The overall figure is concerning, especially given the long waiting lists for council housing and the increase in homelessness countrywide, but it's important to understand the different causes of homes standing empty in different parts of the country.
London has a long-standing problem with empty homes, which no London mayor so far has been able to eradicate. The reasons differ between boroughs: exclusive areas of London such as Kensington and Chelsea tend to have empty homes because of the 'cash parking' practice by foreign buyers, where a home is bought without any intention of anyone living in it.
On the other hand, trendy areas such as Shoreditch have a high concentration of Airbnb properties. Airbnb have recently introduced the 90-day rule, meaning a property can't be listed for more than 90 days on the site. However, recent insights into the platform have shown that there's nothing preventing Airbnb landlords from just switching to a different platform once they've reached their limit, or changing the name of their listing to a different flat. In any case, the 90-day rule does not solve the problem of a property becoming unavailable for long-term occupancy.
The situation in a city like Birmingham is quite different, however: some landlords have been migrating to the 'second city', attracted by lower prices.

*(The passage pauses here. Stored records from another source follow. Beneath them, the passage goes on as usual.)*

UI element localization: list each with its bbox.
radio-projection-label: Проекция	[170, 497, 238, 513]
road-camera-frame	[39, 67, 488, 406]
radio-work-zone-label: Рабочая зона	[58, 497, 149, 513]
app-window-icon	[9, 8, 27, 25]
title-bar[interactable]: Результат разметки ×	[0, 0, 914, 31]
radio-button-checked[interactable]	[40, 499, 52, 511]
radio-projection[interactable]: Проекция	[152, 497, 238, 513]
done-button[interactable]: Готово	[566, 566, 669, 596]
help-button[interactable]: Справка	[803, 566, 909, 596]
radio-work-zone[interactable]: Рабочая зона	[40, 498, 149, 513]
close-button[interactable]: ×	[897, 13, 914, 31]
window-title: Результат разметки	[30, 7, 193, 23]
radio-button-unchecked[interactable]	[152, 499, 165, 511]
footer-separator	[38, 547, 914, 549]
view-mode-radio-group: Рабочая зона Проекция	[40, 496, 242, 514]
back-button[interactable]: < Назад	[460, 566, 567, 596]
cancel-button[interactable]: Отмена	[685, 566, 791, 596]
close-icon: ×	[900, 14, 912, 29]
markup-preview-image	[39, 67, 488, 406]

Property expert Emily Evans explains in her blog that in the cases of Birmingham and Liverpool, 'they’re not as easy areas for letting in [as London], so many of these properties are staying unoccupied for longer.'
Then there are areas such as Bradford that have suffered from decades of post-industrial decline, which has spelled job losses and low incomes. As RICS comment, 'houses in such areas are still in demand, but although the asking prices seem low compared to those in London they are too expensive for people on low incomes.'
And finally, there are coastal towns that have a large proportion of properties that stand empty because they're only used as holiday homes.
The overall picture of the issue is multi-faceted, and clearly requires local action that's appropriate to the specific reasons for homes standing empty. This is why the work of organisations such as Action on Empty Homes is so important, helping ordinary people to get involved in bringing unoccupied homes back into use.